Caffeic acid mitigates restenosis post-angioplasty via oxidative stress and inflammation reduction and mitochondrial protection in vascular smooth muscle cells.

Angioplasty is the primary treatment for lower extremity arteriosclerosis obliterans, but the incidence of post-operative restenosis remains high. This condition is characterized by abnormal dedifferentiation of vascular smooth muscle cells (VSMCs), leading to neointimal formation. Caffeic acid (CA) is known for its antioxidant and anti-atherosclerotic properties. This study aims to investigate the effect of CA on neointimal formation after injury and its underlying mechanisms. In vitro experiments showed that CA (100 μM) significantly inhibited PDGF-induced proliferation, migration, and dedifferentiation of VSMCs, and reduced the excessive production of inflammatory factors and superoxide, while improving mitochondrial function. Pretreatment with the NF-κB inhibitor BAY11-7082 blocked the inhibitory effect of PDGF on VSMC phenotypic switching, suggesting that CA may exert its effects by regulating the NF-κB signaling pathway.To verify the in vivo effects of CA, we established a New Zealand rabbit iliac artery balloon injury model. The results showed that CA significantly reduced neointimal formation after balloon injury and inhibited the proliferation, migration, and dedifferentiation of VSMCs.
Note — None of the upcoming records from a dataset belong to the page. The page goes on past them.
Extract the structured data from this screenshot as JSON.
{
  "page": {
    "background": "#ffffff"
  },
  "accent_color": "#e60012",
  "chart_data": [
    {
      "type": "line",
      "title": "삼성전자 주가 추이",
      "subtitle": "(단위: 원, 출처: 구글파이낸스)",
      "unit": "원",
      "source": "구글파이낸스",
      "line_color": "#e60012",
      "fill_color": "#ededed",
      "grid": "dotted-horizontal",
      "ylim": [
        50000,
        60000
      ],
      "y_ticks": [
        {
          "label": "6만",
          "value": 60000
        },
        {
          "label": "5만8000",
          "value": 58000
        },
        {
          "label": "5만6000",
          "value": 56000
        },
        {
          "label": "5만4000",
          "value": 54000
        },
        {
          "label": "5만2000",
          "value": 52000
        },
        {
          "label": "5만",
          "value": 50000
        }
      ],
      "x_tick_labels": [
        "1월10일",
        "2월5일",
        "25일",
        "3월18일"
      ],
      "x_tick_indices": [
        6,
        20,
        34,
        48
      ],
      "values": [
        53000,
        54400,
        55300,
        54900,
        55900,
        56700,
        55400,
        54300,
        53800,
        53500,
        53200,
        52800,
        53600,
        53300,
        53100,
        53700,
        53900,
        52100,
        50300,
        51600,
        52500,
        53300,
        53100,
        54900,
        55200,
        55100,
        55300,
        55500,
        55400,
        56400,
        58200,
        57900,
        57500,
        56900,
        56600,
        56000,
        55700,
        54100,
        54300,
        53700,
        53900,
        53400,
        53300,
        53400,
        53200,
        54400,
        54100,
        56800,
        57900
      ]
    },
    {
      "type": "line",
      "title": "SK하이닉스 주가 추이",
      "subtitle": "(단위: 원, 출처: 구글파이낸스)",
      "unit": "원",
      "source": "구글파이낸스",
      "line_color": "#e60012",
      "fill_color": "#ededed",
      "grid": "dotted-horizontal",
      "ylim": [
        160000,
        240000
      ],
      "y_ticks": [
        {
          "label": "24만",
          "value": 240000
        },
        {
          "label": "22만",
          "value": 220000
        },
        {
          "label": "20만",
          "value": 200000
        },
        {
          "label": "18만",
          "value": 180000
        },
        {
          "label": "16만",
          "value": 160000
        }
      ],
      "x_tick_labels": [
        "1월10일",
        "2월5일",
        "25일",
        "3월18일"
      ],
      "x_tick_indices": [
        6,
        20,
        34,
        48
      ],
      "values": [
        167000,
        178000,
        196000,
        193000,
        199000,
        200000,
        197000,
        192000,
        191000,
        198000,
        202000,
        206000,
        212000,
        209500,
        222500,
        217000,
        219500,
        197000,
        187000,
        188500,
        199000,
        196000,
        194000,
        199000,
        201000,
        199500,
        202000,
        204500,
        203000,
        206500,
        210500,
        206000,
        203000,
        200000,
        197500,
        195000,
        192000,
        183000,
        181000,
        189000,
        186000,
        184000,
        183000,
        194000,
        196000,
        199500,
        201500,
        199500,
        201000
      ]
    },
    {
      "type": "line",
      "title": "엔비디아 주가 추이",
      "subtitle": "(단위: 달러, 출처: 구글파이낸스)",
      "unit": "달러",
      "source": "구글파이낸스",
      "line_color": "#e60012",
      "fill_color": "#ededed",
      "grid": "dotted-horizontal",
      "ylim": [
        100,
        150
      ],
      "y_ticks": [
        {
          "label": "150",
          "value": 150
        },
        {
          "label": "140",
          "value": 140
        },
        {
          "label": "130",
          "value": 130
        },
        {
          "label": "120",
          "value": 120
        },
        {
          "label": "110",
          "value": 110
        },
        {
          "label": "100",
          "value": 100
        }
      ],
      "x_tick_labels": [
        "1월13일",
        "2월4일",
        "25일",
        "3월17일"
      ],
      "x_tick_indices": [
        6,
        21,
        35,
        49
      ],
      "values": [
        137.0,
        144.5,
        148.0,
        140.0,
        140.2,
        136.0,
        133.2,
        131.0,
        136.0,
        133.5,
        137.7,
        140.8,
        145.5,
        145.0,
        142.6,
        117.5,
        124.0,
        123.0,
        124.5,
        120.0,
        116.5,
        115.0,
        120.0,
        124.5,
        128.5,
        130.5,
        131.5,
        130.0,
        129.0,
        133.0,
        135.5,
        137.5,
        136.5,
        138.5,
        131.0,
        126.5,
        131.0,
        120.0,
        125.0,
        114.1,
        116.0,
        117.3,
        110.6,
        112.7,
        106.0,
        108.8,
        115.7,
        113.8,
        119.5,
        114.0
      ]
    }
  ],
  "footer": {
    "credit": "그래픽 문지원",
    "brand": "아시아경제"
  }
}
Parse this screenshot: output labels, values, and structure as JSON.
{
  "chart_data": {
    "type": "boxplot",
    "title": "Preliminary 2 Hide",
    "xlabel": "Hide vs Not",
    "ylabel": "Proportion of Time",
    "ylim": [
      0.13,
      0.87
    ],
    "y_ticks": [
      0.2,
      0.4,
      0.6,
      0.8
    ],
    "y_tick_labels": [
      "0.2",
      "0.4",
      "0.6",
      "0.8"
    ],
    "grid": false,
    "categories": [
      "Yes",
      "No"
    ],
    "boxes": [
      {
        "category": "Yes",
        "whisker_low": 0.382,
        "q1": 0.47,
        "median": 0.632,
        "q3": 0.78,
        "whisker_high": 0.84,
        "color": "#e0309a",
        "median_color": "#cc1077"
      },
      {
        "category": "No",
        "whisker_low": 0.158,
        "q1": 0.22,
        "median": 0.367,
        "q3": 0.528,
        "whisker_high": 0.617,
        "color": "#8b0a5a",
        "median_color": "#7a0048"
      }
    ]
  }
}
This was confirmed by reversing the increase in osteopontin (OPN) and the decrease in α-smooth muscle actin (α-SMA) in the iliac artery. Furthermore, CA also inhibited oxidative stress and inflammatory responses. RNA sequencing revealed that CA inhibited the NF-κB signaling pathway, affecting the occurrence of in-stent restenosis (ISR).In summary, this study demonstrates that CA reduces neointimal formation after balloon injury and inhibits PDGF-induced VSMC dedifferentiation by inhibiting the NF-κB signaling pathway. These findings provide experimental evidence for CA as a potential anti-atherosclerotic therapeutic and preventive drug.